« Arrêt brutal ». Jusqu’à tout récemment, ces mots se référaient à un arrêt soudain des flux de capitaux privés vers les économies émergentes. Dans le contexte épidémique actuel, ils s’appliquent aussi à la demande et à l’activité économique, comme en témoigne la baisse mensuelle sans précédent des attentes des entreprises allemandes d’après l’enquête IFO.

 

Climat des affaires et marchés financiers (Allemagne)

Les dernières données concernant la Chine en fournissent une autre illustration : en janvier-février, la production industrielle a chuté de 13,5 % par rapport à 2019, les ventes au détail réelles ont diminué de 23,5 % et les investissements de 24,5 %. Dans le cas où cela serait encore nécessaire, ces données nous rappellent la quasi-impossibilité d’évaluer l’ampleur de ce freinage de l’activité qui résulte, après tout, d’un choc exogène et non économique. Cela explique pourquoi, malgré l’action massive et rapide des grandes banques centrales et l’annonce d’un soutien budgétaire de plus en plus massif dans divers pays, les marchés boursiers ont à peine réagi. Au mieux, la baisse des cours a ralenti de façon significative, ce qui est compréhensible compte tenu de leur chute depuis les sommets atteints récemment et de la réaction de la politique économique.

La poursuite de la forte baisse des prix du pétrole cette semaine ne fait qu’empirer les choses. En temps normal, une baisse entraîne un transfert de pouvoir d’achat des producteurs aux consommateurs : les premiers dépensent moins, les derniers davantage. Cependant, aujourd’hui la demande n’est pas en mesure de réagir de façon significative en raison des confinements et des interdictions de voyager, y compris à l’étranger. Ainsi, l’effet négatif domine de loin : pression sur les budgets des pays exportateurs de pétrole, risque croissant de défaillance de certaines sociétés pétrolières fortement endettées aux États-Unis. Compte tenu de leur poids dans l’indice, cela peut à son tour créer un effet de contagion sur le marché à haut rendement car les investisseurs décident de réduire leur exposition à la catégorie d’actifs.

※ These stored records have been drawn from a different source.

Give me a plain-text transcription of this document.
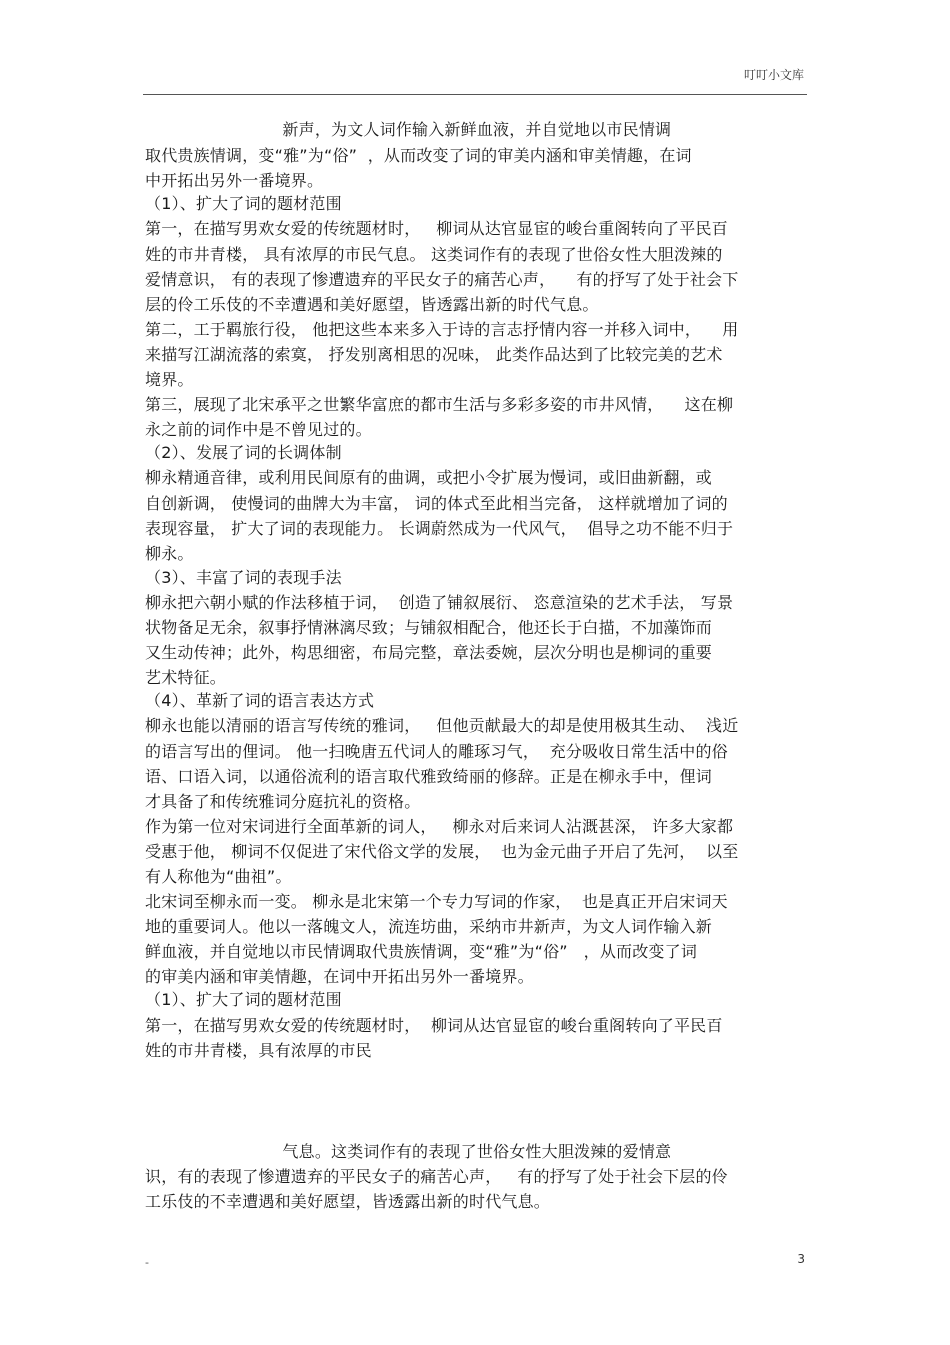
叮叮小文库
新声，为文人词作输入新鲜血液，并自觉地以市民情调
取代贵族情调，变“雅”为“俗”  ，从而改变了词的审美内涵和审美情趣，在词
中开拓出另外一番境界。
（1）、扩大了词的题材范围
第一，在描写男欢女爱的传统题材时，   柳词从达官显宦的峻台重阁转向了平民百
姓的市井青楼， 具有浓厚的市民气息。 这类词作有的表现了世俗女性大胆泼辣的
爱情意识， 有的表现了惨遭遗弃的平民女子的痛苦心声，    有的抒写了处于社会下
层的伶工乐伎的不幸遭遇和美好愿望，皆透露出新的时代气息。
第二，工于羁旅行役， 他把这些本来多入于诗的言志抒情内容一并移入词中，    用
来描写江湖流落的索寞， 抒发别离相思的况味， 此类作品达到了比较完美的艺术
境界。
第三，展现了北宋承平之世繁华富庶的都市生活与多彩多姿的市井风情，    这在柳
永之前的词作中是不曾见过的。
（2）、发展了词的长调体制
柳永精通音律，或利用民间原有的曲调，或把小令扩展为慢词，或旧曲新翻，或
自创新调， 使慢词的曲牌大为丰富， 词的体式至此相当完备， 这样就增加了词的
表现容量， 扩大了词的表现能力。 长调蔚然成为一代风气，  倡导之功不能不归于
柳永。
（3）、丰富了词的表现手法
柳永把六朝小赋的作法移植于词，  创造了铺叙展衍、 恣意渲染的艺术手法， 写景
状物备足无余，叙事抒情淋漓尽致；与铺叙相配合，他还长于白描，不加藻饰而
又生动传神；此外，构思细密，布局完整，章法委婉，层次分明也是柳词的重要
艺术特征。
（4）、革新了词的语言表达方式
柳永也能以清丽的语言写传统的雅词，   但他贡献最大的却是使用极其生动、  浅近
的语言写出的俚词。 他一扫晚唐五代词人的雕琢习气，  充分吸收日常生活中的俗
语、口语入词，以通俗流利的语言取代雅致绮丽的修辞。正是在柳永手中，俚词
才具备了和传统雅词分庭抗礼的资格。
作为第一位对宋词进行全面革新的词人，   柳永对后来词人沾溉甚深， 许多大家都
受惠于他， 柳词不仅促进了宋代俗文学的发展，  也为金元曲子开启了先河，  以至
有人称他为“曲祖”。
北宋词至柳永而一变。 柳永是北宋第一个专力写词的作家，  也是真正开启宋词天
地的重要词人。他以一落魄文人，流连坊曲，采纳市井新声，为文人词作输入新
鲜血液，并自觉地以市民情调取代贵族情调，变“雅”为“俗”   ，从而改变了词
的审美内涵和审美情趣，在词中开拓出另外一番境界。
（1）、扩大了词的题材范围
第一，在描写男欢女爱的传统题材时，  柳词从达官显宦的峻台重阁转向了平民百
姓的市井青楼，具有浓厚的市民
气息。这类词作有的表现了世俗女性大胆泼辣的爱情意
识，有的表现了惨遭遗弃的平民女子的痛苦心声，   有的抒写了处于社会下层的伶
工乐伎的不幸遭遇和美好愿望，皆透露出新的时代气息。
-	3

Enfin, le récent raffermissement généralisé du dollar complique la situation des entreprises dans les pays émergents, compte tenu de leur endettement en dollar. Non seulement elles font face à une baisse de leurs exportations vers les économies avancées, mais l’appréciation du dollar exerce une pression sur leur qualité de crédit.

La réaction en termes de politique économique a été rapide et impressionnante. La Réserve fédérale américaine a ramené le taux des fonds fédéraux à zéro, redémarré son programme de quantitative easing et lancé un programme de rachat de papier commercial. La BCE a lancé un programme d’urgence d’achat d’obligations de 750 milliards d’euros qui durera jusqu’à la fin de l’année. L’administration et le Congrès américains préparent un plan de relance de USD 1,3 trillion (soit 6,5 % du PIB).

Plusieurs pays européens ont également pris des mesures pour soutenir les ménages et les entreprises. Pour la zone euro, le plus important est la flexibilité dont la BCE fait maintenant preuve. Citons sa présidente : « Les achats seront effectués de manière flexible. Cela permet des fluctuations dans la répartition des flux d’achat au fil du temps, entre les catégories d’actifs et entre les pays. ». On ne saurait être plus clair[1].

[1] Déclaration de Christine Lagarde, présidente de la BCE, au Financial Times, 19 mars 2020.